Quali sono le difficoltà pratiche più comuni che gli RSPP e i professionisti della sicurezza incontrano nell’implementazione e nella gestione dei programmi di monitoraggio degli agenti chimici e fisici in azienda?
«Da ex responsabile della sicurezza di aziende chimiche e farmaceutiche posso dire che spesso ci si scontra con le esigenze di produzione: allestire una campagna di monitoraggio può richiedere tempo anche se a dire la verità non tantissimo. Però per farlo è necessario accedere ai luoghi in cui la lavorazione è eseguita e spesso in questi luoghi, specie dove si manipolano sostanze molto pericolose o principi attivi per uso farmaceutico, è giustamente necessario particolari accorgimenti sia per proteggere la persona che il prodotto. Questo comporta blocchi delle attività che invece sono spesso considerate prioritarie per rispettare i tempi di consegna».
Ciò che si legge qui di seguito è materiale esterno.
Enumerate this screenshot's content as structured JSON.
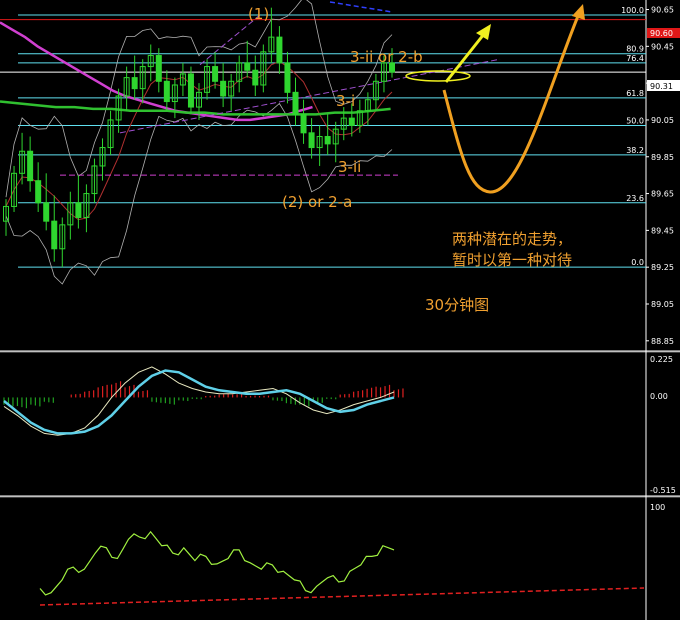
{
  "chart_data": [
    {
      "type": "candlestick",
      "panel": "price-30min",
      "title": "30分钟图",
      "y_ticks": [
        "90.65",
        "90.45",
        "90.25",
        "90.05",
        "89.85",
        "89.65",
        "89.45",
        "89.25",
        "89.05",
        "88.85"
      ],
      "ylim": [
        88.8,
        90.68
      ],
      "current_price": "90.31",
      "red_level_label": "90.60",
      "fib_levels": [
        {
          "label": "100.0",
          "value": 90.62
        },
        {
          "label": "80.9",
          "value": 90.41
        },
        {
          "label": "76.4",
          "value": 90.36
        },
        {
          "label": "61.8",
          "value": 90.17
        },
        {
          "label": "50.0",
          "value": 90.02
        },
        {
          "label": "38.2",
          "value": 89.86
        },
        {
          "label": "23.6",
          "value": 89.6
        },
        {
          "label": "0.0",
          "value": 89.25
        }
      ],
      "annotations": {
        "wave_1": "(1)",
        "wave_2": "(2) or 2-a",
        "wave_3i": "3-i",
        "wave_3ii": "3-ii",
        "wave_3ii_or_2b": "3-ii or 2-b",
        "note_line1": "两种潜在的走势，",
        "note_line2": "暂时以第一种对待"
      },
      "candles": [
        [
          89.5,
          89.62,
          89.42,
          89.58
        ],
        [
          89.58,
          89.8,
          89.55,
          89.76
        ],
        [
          89.76,
          89.98,
          89.7,
          89.88
        ],
        [
          89.88,
          89.96,
          89.66,
          89.72
        ],
        [
          89.72,
          89.82,
          89.55,
          89.6
        ],
        [
          89.6,
          89.76,
          89.45,
          89.5
        ],
        [
          89.5,
          89.64,
          89.28,
          89.35
        ],
        [
          89.35,
          89.52,
          89.25,
          89.48
        ],
        [
          89.48,
          89.66,
          89.4,
          89.6
        ],
        [
          89.6,
          89.75,
          89.46,
          89.52
        ],
        [
          89.52,
          89.7,
          89.44,
          89.65
        ],
        [
          89.65,
          89.84,
          89.6,
          89.8
        ],
        [
          89.8,
          89.95,
          89.72,
          89.9
        ],
        [
          89.9,
          90.1,
          89.86,
          90.05
        ],
        [
          90.05,
          90.22,
          89.98,
          90.18
        ],
        [
          90.18,
          90.34,
          90.1,
          90.28
        ],
        [
          90.28,
          90.4,
          90.16,
          90.22
        ],
        [
          90.22,
          90.38,
          90.14,
          90.34
        ],
        [
          90.34,
          90.46,
          90.26,
          90.4
        ],
        [
          90.4,
          90.44,
          90.2,
          90.26
        ],
        [
          90.26,
          90.32,
          90.1,
          90.15
        ],
        [
          90.15,
          90.28,
          90.06,
          90.24
        ],
        [
          90.24,
          90.36,
          90.18,
          90.3
        ],
        [
          90.3,
          90.34,
          90.08,
          90.12
        ],
        [
          90.12,
          90.25,
          90.05,
          90.2
        ],
        [
          90.2,
          90.38,
          90.16,
          90.34
        ],
        [
          90.34,
          90.42,
          90.22,
          90.26
        ],
        [
          90.26,
          90.36,
          90.12,
          90.18
        ],
        [
          90.18,
          90.3,
          90.1,
          90.26
        ],
        [
          90.26,
          90.4,
          90.2,
          90.36
        ],
        [
          90.36,
          90.48,
          90.28,
          90.32
        ],
        [
          90.32,
          90.4,
          90.18,
          90.24
        ],
        [
          90.24,
          90.46,
          90.2,
          90.42
        ],
        [
          90.42,
          90.66,
          90.36,
          90.5
        ],
        [
          90.5,
          90.56,
          90.3,
          90.36
        ],
        [
          90.36,
          90.42,
          90.14,
          90.2
        ],
        [
          90.2,
          90.28,
          90.02,
          90.08
        ],
        [
          90.08,
          90.16,
          89.92,
          89.98
        ],
        [
          89.98,
          90.06,
          89.84,
          89.9
        ],
        [
          89.9,
          90.02,
          89.8,
          89.96
        ],
        [
          89.96,
          90.08,
          89.86,
          89.92
        ],
        [
          89.92,
          90.04,
          89.82,
          90.0
        ],
        [
          90.0,
          90.12,
          89.94,
          90.06
        ],
        [
          90.06,
          90.14,
          89.96,
          90.02
        ],
        [
          90.02,
          90.16,
          89.98,
          90.1
        ],
        [
          90.1,
          90.2,
          90.02,
          90.16
        ],
        [
          90.16,
          90.3,
          90.1,
          90.26
        ],
        [
          90.26,
          90.4,
          90.2,
          90.36
        ],
        [
          90.36,
          90.44,
          90.28,
          90.31
        ]
      ]
    },
    {
      "type": "line",
      "panel": "macd",
      "y_ticks": [
        "0.225",
        "0.00",
        "-0.515"
      ],
      "ylim": [
        -0.515,
        0.225
      ],
      "series": [
        {
          "values": [
            -0.02,
            -0.08,
            -0.14,
            -0.18,
            -0.2,
            -0.2,
            -0.19,
            -0.16,
            -0.1,
            -0.02,
            0.06,
            0.12,
            0.15,
            0.14,
            0.1,
            0.06,
            0.04,
            0.03,
            0.02,
            0.02,
            0.03,
            0.04,
            0.02,
            -0.02,
            -0.06,
            -0.08,
            -0.07,
            -0.04,
            -0.02,
            0.0
          ]
        },
        {
          "values": [
            -0.05,
            -0.1,
            -0.16,
            -0.2,
            -0.21,
            -0.2,
            -0.17,
            -0.1,
            0.0,
            0.08,
            0.14,
            0.17,
            0.13,
            0.08,
            0.05,
            0.03,
            0.02,
            0.02,
            0.03,
            0.04,
            0.05,
            0.02,
            -0.03,
            -0.07,
            -0.09,
            -0.07,
            -0.04,
            -0.02,
            0.0,
            0.03
          ]
        }
      ],
      "histogram": [
        -0.05,
        -0.06,
        -0.05,
        -0.03,
        0.0,
        0.02,
        0.04,
        0.07,
        0.09,
        0.07,
        0.04,
        -0.03,
        -0.04,
        -0.02,
        -0.01,
        0.01,
        0.02,
        0.02,
        0.01,
        0.01,
        -0.02,
        -0.04,
        -0.05,
        -0.03,
        -0.01,
        0.02,
        0.04,
        0.06,
        0.07,
        0.05
      ]
    },
    {
      "type": "line",
      "panel": "oscillator",
      "y_ticks": [
        "100"
      ],
      "ylim": [
        0,
        100
      ],
      "series": [
        {
          "values": [
            22,
            18,
            30,
            42,
            40,
            55,
            60,
            50,
            68,
            70,
            75,
            62,
            55,
            60,
            48,
            52,
            45,
            50,
            58,
            46,
            40,
            44,
            38,
            30,
            20,
            24,
            32,
            28,
            38,
            44,
            52,
            62,
            58
          ]
        }
      ]
    }
  ],
  "colors": {
    "candle": "#2fd62f",
    "fib_line": "#5fe0f0",
    "red_level": "#e01818",
    "current_price_box": "#ffffff",
    "wave_text": "#f0a030",
    "macd_line1": "#5fd0e8",
    "macd_line2": "#e8e8c0",
    "oscillator": "#a0f040",
    "trend_dashed_red": "#e02020",
    "magenta_ma": "#d040d0",
    "green_ma": "#30c030",
    "bollinger": "#b0b0b0",
    "arrow_yellow": "#f0f020",
    "arrow_orange": "#f0a020"
  }
}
«Oltre a questo ci sono pure i costi associati al monitoraggio ed alle successive misure di mitigazione che, visto che come detto prima non sono finalizzati a prevenire qualcosa che percepiamo chiaramente come pericoloso e doloroso, vengono talvolta visti come un “di più” da realizzare ma con una priorità inferiore rispetto altre attività. Per usare un termine da auditor possiamo dire che la mancanza di misure di mitigazione di rischi meccanici viene vista come una “non conformità” mentre quella per il rischio chimico e fisico come “una opportunità di miglioramento” ».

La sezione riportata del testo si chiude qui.